|
第5回:技術の民主化 (その4)
2000年に音声トラヒック(電話)を超えた非音声トラヒック(データ)は、その後も増え続け、今日ではネットワーク上のトラヒックの80%以上を占めるようになりました。そうなると、もともと音声を効率的に運ぶように最適化された電話網を利用して非音声を運ぶことは非常に効率が悪いことになるわけで、むしろデータや画像を効率的に扱えるネットワーク(すなわちインターネット)を作り上げ、そのなかで音声も運ぶようにしたほうが、はるかに経済的かつ効率的であることが明らかになってきたわけです。今日多くのユーザが利用しているIP電話はこのような背景から登場してきたものです。音声をデジタル化しパケットにして送受信するためにはかなり高度な仕組みが必要ですが、高価な電話交換機などの設備が必要なくなることにより、経済的に非常に優れたネットワークが構築できるわけです。
世界各国の主な電話会社(NTT、AT&T、ブリテッシュテレコムなど)はIP電話の普及は電話収入の大幅な減少に結びつくことから、いろいろな理屈をつけてIP電話に反対あるいは消極的な態度を取り続けてきましたが、技術の民主化の潮流には勝てず、ついに全世界的なIP電話網の構築にむけて協力していくことで合意しました。

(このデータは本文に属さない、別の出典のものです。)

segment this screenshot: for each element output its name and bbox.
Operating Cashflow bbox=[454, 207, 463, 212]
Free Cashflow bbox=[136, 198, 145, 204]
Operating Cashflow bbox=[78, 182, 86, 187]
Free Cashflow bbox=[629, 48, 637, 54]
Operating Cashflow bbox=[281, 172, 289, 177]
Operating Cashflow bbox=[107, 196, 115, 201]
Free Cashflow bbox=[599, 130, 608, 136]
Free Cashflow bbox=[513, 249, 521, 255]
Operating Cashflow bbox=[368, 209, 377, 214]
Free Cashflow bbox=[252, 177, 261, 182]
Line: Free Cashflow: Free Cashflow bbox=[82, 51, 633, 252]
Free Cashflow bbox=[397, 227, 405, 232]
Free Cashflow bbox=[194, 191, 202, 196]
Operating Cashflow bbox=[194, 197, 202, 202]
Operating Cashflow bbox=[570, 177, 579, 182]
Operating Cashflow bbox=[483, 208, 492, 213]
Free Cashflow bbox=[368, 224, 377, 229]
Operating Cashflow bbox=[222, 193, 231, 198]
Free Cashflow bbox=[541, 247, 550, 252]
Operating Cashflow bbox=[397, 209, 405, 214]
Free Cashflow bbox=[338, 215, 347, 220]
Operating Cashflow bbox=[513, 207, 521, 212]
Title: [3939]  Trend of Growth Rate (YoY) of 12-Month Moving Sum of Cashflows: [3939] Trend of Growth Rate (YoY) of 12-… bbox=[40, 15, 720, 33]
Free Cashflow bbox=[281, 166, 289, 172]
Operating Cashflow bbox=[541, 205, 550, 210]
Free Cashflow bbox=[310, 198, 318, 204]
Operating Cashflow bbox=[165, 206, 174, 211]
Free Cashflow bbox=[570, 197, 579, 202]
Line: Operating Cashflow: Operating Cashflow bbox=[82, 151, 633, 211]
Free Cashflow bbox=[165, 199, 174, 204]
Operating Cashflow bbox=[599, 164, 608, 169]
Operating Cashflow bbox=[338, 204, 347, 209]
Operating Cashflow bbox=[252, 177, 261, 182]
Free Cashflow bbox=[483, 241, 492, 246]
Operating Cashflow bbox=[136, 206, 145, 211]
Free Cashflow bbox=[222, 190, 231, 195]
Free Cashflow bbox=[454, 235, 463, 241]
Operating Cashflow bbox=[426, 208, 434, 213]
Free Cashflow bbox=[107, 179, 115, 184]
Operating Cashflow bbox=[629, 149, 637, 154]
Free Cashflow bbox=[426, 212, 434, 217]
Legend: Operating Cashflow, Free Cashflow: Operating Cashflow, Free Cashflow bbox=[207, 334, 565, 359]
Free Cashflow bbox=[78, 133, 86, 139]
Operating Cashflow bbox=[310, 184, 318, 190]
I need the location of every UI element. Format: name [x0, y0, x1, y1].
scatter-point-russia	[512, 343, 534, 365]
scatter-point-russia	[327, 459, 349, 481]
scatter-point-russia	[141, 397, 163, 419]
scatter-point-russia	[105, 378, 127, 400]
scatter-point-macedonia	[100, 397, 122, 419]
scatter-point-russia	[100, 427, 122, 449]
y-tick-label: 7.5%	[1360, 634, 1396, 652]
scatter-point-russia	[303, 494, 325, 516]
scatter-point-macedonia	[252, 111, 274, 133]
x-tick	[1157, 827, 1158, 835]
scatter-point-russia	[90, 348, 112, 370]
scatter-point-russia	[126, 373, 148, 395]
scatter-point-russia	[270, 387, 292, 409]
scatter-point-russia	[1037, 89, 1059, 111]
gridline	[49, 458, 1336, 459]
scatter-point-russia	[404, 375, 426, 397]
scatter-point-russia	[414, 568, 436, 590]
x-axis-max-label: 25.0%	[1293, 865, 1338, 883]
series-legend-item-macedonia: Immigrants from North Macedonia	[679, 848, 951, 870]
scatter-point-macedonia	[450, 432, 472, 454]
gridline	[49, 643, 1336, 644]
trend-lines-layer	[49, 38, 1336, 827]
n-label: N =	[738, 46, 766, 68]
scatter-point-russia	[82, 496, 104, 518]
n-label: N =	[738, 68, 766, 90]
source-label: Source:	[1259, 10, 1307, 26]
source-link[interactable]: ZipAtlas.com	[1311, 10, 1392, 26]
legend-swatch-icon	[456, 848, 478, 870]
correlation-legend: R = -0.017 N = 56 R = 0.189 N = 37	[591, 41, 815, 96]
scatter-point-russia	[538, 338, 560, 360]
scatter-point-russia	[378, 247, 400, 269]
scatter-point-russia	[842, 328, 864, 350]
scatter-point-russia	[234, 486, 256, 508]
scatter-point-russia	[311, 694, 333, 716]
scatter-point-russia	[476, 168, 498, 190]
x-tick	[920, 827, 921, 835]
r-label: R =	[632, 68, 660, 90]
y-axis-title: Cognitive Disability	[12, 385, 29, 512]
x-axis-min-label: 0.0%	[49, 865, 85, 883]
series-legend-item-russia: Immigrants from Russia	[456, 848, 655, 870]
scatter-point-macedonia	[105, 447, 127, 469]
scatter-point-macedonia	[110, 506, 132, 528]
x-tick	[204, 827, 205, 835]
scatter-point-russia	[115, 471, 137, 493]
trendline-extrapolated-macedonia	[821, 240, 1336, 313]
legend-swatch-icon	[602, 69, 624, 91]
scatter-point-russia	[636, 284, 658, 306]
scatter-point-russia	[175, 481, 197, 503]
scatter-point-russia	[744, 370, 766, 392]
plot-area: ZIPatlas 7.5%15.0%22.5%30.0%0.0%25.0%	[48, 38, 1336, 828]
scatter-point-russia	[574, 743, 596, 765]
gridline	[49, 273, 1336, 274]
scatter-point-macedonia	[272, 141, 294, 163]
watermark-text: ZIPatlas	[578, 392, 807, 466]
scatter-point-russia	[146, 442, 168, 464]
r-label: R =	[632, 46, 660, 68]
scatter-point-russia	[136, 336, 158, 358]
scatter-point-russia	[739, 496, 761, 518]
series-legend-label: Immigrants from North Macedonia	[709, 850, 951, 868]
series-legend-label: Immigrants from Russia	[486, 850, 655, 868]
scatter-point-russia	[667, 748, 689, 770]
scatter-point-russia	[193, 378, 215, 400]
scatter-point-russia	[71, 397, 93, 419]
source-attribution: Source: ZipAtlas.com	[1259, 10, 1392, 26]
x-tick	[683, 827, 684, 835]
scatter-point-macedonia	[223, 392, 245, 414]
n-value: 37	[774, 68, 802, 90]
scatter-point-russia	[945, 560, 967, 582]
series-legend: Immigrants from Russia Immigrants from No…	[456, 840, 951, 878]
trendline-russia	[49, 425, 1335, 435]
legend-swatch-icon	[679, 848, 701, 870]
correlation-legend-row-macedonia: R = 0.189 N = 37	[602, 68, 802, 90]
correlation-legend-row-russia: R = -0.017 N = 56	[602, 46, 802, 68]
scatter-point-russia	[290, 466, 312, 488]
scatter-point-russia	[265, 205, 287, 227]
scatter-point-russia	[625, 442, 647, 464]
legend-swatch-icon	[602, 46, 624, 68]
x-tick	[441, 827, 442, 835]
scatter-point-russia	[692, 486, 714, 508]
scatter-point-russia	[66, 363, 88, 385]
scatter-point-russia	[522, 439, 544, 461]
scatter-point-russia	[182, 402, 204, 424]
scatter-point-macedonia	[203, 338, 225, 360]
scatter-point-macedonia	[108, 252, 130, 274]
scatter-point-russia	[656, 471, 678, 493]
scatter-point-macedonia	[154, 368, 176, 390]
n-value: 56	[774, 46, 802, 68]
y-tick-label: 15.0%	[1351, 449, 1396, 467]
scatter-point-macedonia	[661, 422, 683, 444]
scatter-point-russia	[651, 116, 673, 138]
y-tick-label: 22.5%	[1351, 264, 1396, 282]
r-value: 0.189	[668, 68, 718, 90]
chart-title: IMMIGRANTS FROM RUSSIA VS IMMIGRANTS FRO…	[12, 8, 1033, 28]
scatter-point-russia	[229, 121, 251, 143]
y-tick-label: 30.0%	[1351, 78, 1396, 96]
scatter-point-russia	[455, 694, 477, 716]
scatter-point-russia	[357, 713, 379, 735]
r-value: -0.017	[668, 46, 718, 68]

100年以上に及ぶ電話ネットワークの歴史はおそらく今後10年以内に主要な国々ではその使命を終え、あらたに全IPネットワークに置き換えられることになると思われますが、その過程においては従来からある大電話会社(ドミナント・キャリアと呼ばれます)と新興のキャリアの間でさまざまな形での利害の衝突や駆け引きが行われることになると想定されます。なぜならば、ドミナント・キャリアは急激な収益構造の変化を避けたいのに対し、新興キャリアはこの機会に一気シェアの拡大をはかりたいと考えるからです。